Mikaela Shiffrin’s second run in Sunday’s giant slalom wasn’t just fast – it was fierce. The American star tied for fourth place at the World Cup stop, her best GS finish in nearly two years, channeling the aggression that has defined her career even as she battles the mental echoes of a brutal crash.
“It felt very aggressive on the second run,” Shiffrin said post-race, her voice steady but laced with that familiar fire. “There were a couple of spots I wasn’t as clean as possible, but it’s really exciting to be back in the top-15 seed again.”
Austria’s Julia Scheib seized her second GS victory of the season, clocking a combined 2:13.00 to edge Sweden’s Sara Hector by 0.57 seconds. New Zealand’s Alice Robinson, the Saturday winner, dropped to third after a second-run slip, while Shiffrin and Switzerland’s Camille Rast shared fourth at 1.17 seconds back.
Starting the day in sixth after a cautious first run – 0.72 seconds off Scheib’s pace – Shiffrin unleashed in the afternoon leg, posting one of the day’s top splits to claw her way up. The 30-year-old bib 11 racer carved aggressively through the Flying Mile’s icy pitches, her edges biting despite variable light and a surface chewed by earlier starters.
The result marks progress in a discipline that’s tested Shiffrin like few others. She hasn’t podiumed in GS since January 2024, her form derailed by a November crash at Killington that left her with a deep puncture wound, torn obliques and lingering post-traumatic stress. Last season’s return was rocky: three seconds off the pace in early races, a fight just to qualify for second runs.
“Last year, I was returning from the injury and hoping that I could make it in the second run. I was three seconds behind the fastest girls with no hope of figuring out how to get faster,” Shiffrin reflected. “We’ve done a ton of work this summer to get to this place where I’m in the second run, I’m consistently top-10, around that area. … I’m building and it’s a really cool position to be in and there’s more work to do.”
Saturday’s sixth-place finish here – after sliding from third in her first run amid darkening skies and fog – was a solid step. Sunday’s tie for fourth builds on it, locking in an early start bib for future races and boosting her to fifth in the GS standings. Shiffrin, who swept the season’s first three slaloms, leads the overall World Cup by 122 points over Italy’s Lara Colturi.
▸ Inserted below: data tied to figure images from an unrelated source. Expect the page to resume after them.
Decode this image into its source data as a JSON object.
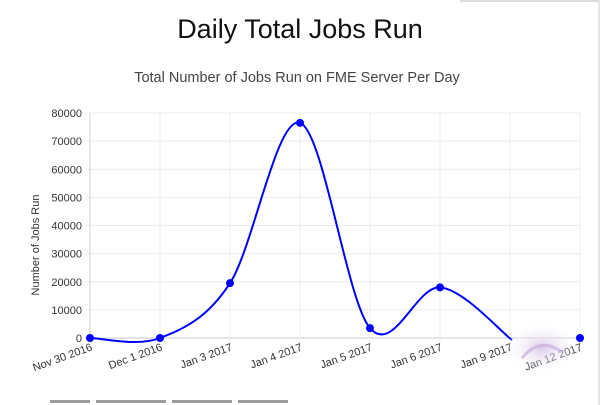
{
  "page": {
    "title": "Daily Total Jobs Run"
  },
  "chart_data": {
    "type": "line",
    "title": "Total Number of Jobs Run on FME Server Per Day",
    "ylabel": "Number of Jobs Run",
    "xlabel": "",
    "x": [
      "Nov 30 2016",
      "Dec  1 2016",
      "Jan  3 2017",
      "Jan  4 2017",
      "Jan  5 2017",
      "Jan  6 2017",
      "Jan  9 2017",
      "Jan 12 2017"
    ],
    "x_tick_labels": [
      "Nov 30 2016",
      "Dec  1 2016",
      "Jan  3 2017",
      "Jan  4 2017",
      "Jan  5 2017",
      "Jan  6 2017",
      "Jan  9 2017",
      "Jan 12 2017"
    ],
    "series": [
      {
        "values": [
          0,
          0,
          19500,
          76500,
          3500,
          18000,
          null,
          0
        ]
      }
    ],
    "ylim": [
      0,
      80000
    ],
    "yticks": [
      0,
      10000,
      20000,
      30000,
      40000,
      50000,
      60000,
      70000,
      80000
    ],
    "grid": true,
    "line_color": "#0000ff",
    "smooth": true
  }
}
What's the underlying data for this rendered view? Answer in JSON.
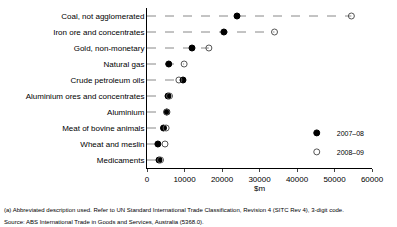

Fellow American Paula Moltzan rocketed from 18th to sixth with a blistering second run, while Nina O’Brien’s day ended early with a first-run DNF after briefly holding third. Canada’s Valerie Grenier, third on home snow Saturday, also failed to finish her opener.
For Scheib, the win – her second career GS triumph after opening the season in Austria – caps a dominant North American swing. “It’s very special,” the 24-year-old said. “The slope wasn’t the easiest for me.”
Robinson’s three podiums in two weeks on this side of the Atlantic underscore the depth in women’s GS, where Scheib and Robinson now lead the crystal globe race. Shiffrin, sixth overall in the discipline, knows the bar is higher than ever.
“I think happy in ski racing – it’s a matter of perspective,” she added, flashing a grin that belied the grind. With St. Moritz’s speed events – two downhills and a super-G – looming next weekend, Shiffrin’s aggression signals she’s not just building: she’s charging.
The tour heads to the Swiss Alps, where the 2026 Olympic champ aims to blend her technical dominance with speed’s raw edge. If Sunday’s run is any indication, the field better brace.